Saturday, July 15, 2017

Bay Thirty-Fourth Street

Bath Beach, Brooklyn

11:57 a.m.

When Joe’s ex-lover knocked on his heavy, ornate front door, he was sitting in a T-shirt and underwear on his bed upstairs, staring at Zochi’s card. “Detective Xochitl Hernandez, 60th PCT,” it read under a blue NYPD banner with the department’s patch logo on one side and a detective shield on the other.

He had no idea how he had gotten it.

“Joey, open up!” she called. The voice was muffled but unmistakable, even after months of not hearing from her. She was known to everyone except her parents as Holly, but Joe loved her real name, Hallelujah. “Come on, it’s almost noon!”

“Hang on!” The morning had started off weird, and now it was getting weirder. He set the card back on the nightstand and pulled on an old pair of slacks. He hurried down the wide hardwood stairs, running a hand through his hair in a vain effort to straighten it. Joe’s house was mostly empty and in desperate need of a woman’s touch, but it was a masterpiece. Tucked into a vibrant, mostly working-class neighborhood, it was redbrick, sturdy, and nearly a century old. To Joe its best feature was that it was within walking distance of a fishing boat he kept in a tiny private marina just underneath the Belt Parkway.

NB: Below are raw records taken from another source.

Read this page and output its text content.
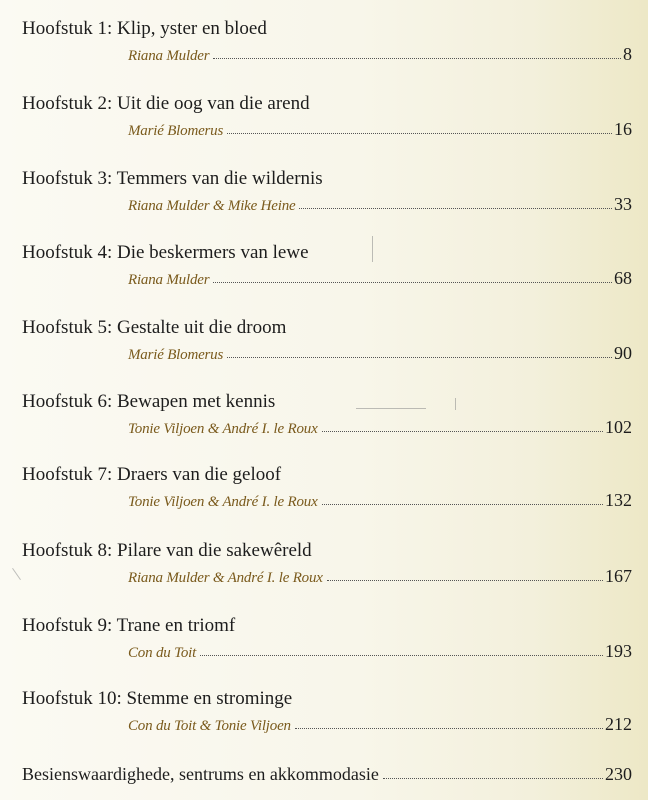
Hoofstuk 1: Klip, yster en bloed
Riana Mulder	8
Hoofstuk 2: Uit die oog van die arend
Marié Blomerus	16
Hoofstuk 3: Temmers van die wildernis
Riana Mulder & Mike Heine	33
Hoofstuk 4: Die beskermers van lewe
Riana Mulder	68
Hoofstuk 5: Gestalte uit die droom
Marié Blomerus	90
Hoofstuk 6: Bewapen met kennis
Tonie Viljoen & André I. le Roux	102
Hoofstuk 7: Draers van die geloof
Tonie Viljoen & André I. le Roux	132
Hoofstuk 8: Pilare van die sakewêreld
Riana Mulder & André I. le Roux	167
Hoofstuk 9: Trane en triomf
Con du Toit	193
Hoofstuk 10: Stemme en strominge
Con du Toit & Tonie Viljoen	212
Besienswaardighede, sentrums en akkommodasie	230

“Are you okay?” he asked, motioning her in. With her came her smell—perfumed, fresh, feminine—and Joe felt his heart skip. He glanced out the window. It was a hot, bright Saturday morning along his short block and the longer Cropsey Avenue. He had woken thinking about taking the boat out, just before the appearance of the mysterious detective’s card next to his watch and wallet. And now here was Halle Rossi knocking on his door after all this time.